The footage of the abduction was aired Tuesday night by Lebanese television network LBC, during the first part of a two-part documentary that also includes previously unseen footage of missing Israeli navigator Ron Arad. The second part will be broadcast on LBC at the same time Wednesday.

The footage was also broadcast simultaneously Tuesday Channel 10, after the Israeli network bought the rights to air it on Monday.

The film shows that the kidnapping operation lasted for some three and a half minutes. It included a diversion action by activists who pretended to play soccer on the road leading to the border gate. The "players" used the opportunity to remove rocks from the road, allowing the getaway vehicle a smooth retreat.

Hezbollah men ran to the border fence immediately after the explosion, some heading for the gate while others waited as backup at the wings. The gate was blown up and the militants entered the Israeli side swiftly.

On Tuesday morning, Army Radio aired a short segment of the footage's soundtrack, in which Arad is heard stating his name and the names of his parents, Dov and Batya.

A statement by LBC said that the network does not know the source of the Ron Arad images. However, they are generally thought to be old photos dating from the late 1980s, when Arad was held by Mustafa Dirani and the Amal organization, and are thus not expected to shed light on his subsequent fate.

The documentary also includes an interview with Israeli Elhanan Tenenbaum while in Hezbollah captivity. Tenenbaum was returned to Israel as part of the prisoner exchange in 2004.

Tonight, LBC and Channel 10 will broadcast footage showing missing navigator Ron Arad. The material apparently dates from the time Arad was held by the Amal organization. An interview with Israeli businessman Elhanan Tannenbaum while in Hezbollah custody will also be shown.

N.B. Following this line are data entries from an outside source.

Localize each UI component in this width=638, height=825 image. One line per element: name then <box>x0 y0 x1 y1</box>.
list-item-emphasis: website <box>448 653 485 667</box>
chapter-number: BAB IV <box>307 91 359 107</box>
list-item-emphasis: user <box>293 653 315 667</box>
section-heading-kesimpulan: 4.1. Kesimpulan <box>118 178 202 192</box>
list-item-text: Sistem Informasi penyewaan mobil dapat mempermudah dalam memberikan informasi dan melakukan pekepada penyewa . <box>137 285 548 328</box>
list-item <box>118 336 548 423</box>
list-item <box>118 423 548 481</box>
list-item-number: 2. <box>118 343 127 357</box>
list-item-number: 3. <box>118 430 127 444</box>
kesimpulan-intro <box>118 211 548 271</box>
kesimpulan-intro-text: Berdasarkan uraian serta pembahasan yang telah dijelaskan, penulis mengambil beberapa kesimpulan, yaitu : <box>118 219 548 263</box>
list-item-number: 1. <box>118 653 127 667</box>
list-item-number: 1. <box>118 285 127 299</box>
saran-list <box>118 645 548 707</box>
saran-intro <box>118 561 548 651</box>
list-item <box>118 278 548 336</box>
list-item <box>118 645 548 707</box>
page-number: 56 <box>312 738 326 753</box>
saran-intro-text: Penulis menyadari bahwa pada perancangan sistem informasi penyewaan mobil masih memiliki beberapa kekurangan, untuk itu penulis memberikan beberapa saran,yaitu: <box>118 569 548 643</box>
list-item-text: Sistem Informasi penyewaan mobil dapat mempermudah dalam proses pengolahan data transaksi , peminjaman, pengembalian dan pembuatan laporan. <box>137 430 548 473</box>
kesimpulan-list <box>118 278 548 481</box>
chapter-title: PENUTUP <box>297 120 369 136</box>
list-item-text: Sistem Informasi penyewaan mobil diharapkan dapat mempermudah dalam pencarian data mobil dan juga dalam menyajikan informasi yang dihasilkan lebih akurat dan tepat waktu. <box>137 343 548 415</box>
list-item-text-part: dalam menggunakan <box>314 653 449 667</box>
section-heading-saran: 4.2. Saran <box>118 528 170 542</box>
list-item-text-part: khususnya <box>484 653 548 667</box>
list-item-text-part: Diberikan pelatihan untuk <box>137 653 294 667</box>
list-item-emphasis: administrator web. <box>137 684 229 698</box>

In the footage, Arad is seen sitting in what looks like a prison cell, and smoking a cigarette. He is asked questions and replies in English. In a promo segment aired last night, Arad states his name and those of his parents: "Ron Arad, Dov Arad, Batya Arad." Chen Arad, Ron's brother, said the family was surprised to hear from reporters about this footage, and that they instantly recognized Ron. "The family was greatly saddened that the making of the television series had involved Israeli officials who did not bother to inform the family and the defense establishment of the existence of the footage with Ron," he added.